Every day, this Foreman left the house and walked to school, for the first few days of his first year (this private school, with uniforms, is within walking distance of our house). He came back every day at the appropriate time, and seemed fine. Nobody suspected anything was amiss.

A few days into this incredible first week of school at a new place with new people where he had to wear a uniform, my mother was approached by the man she had hired to do some plumbing work in a part of the basement Where Spiders Are (and where my mother resolutely refused to go). It was not the spiders that kept my mother away from the work that needed to be done but the plumbing. It was the rare home improvement task that was beyond her.

Sidebar: my mother’s ability to do seemingly everything and anything related to running and maintaining a household is probably a big part of why the gender roles modeled for me are anything but traditional.

The plumber came up from the basement and said “ma’am there is a young boy wearing a suit in your basement.”

My brother, the Foreman, instead of walking to school, hid in the one place in the house he was pretty sure my mother would never look for him. He spent all day there and reemerged at the end.

No muss, no fuss, no tantrums, no drama. He completely, imperceptibly, declined to participate. Faced with a new school in a new place, he said “No, thank you” and quietly extricated himself.

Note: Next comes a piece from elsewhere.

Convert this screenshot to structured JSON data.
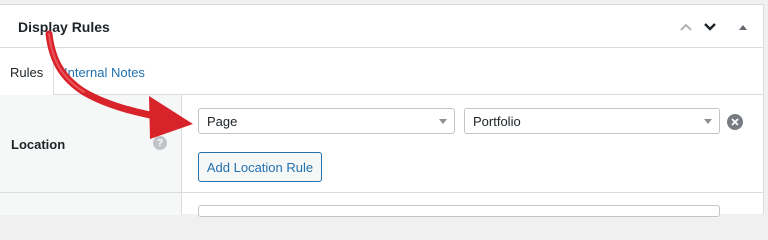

The thing about tantrums and drama is that they bring attention right back to the person who’s throwing it. By making a big stink about how you don’t want to participate in something, you are, by default, participating in it.

Okay, Back to Me

I did not know that these crusties were trying to get me to participate, but it wouldn’t have mattered. No attempt to make me participate, no matter how clever, was ever going to work.

Instead of reluctantly shrugging my shoulders and joining in the fun and realizing that I could fit in anyway, as it should have gone, I took one of my few friends aside and asked him if he wanted to be the “assassin” instead. I didn’t want it.

If it was all secret, and I believed what they had told us — that it was completely random that I had been designated the secret center of attention, then nobody would know.

A perfect avoidance! My friend agreed and proceeded to “assassinate” our fellow classmates instead of me. I retreated to anonymity.

After his first few assassinations, the game was canceled. One of the counselors specifically singled my friend out, having identified him as the assassin, and said “you’re not supposed to be the assassin.”

The game they these granola crunchies had concocted, perfectly tuned to bring a shy kid out of his shell, shattered against the power of one kid who absolutely, unequivocally refused to join. They had never before encountered an anti-participator.

I don’t relate this to celebrate my family’s inveterate rejection of group activities. It’s not universal to every Foreman in every scenario. I’m using a shaky throughline among members of my family to make a point about myself. I don’t like being an anti-participator. I don’t think it’s a good thing. I think it’s okay, maybe even good, maybe even great, to participate in some things.

I very strongly dislike essentialism of any kind. People are unique. Who they are, where they were born, where they grew up, etc. can inform their lives but they don’t define them. I would never assume anything about anybody for what they are, because I don’t think those things are very instructive. It makes for lazy assumptions about people.

Having said that, when my 4 year old nephew acts like a Foreman, I feel a palpable delight. We’re inevitable.


Anyway, next issue will have a lot less navel gazing.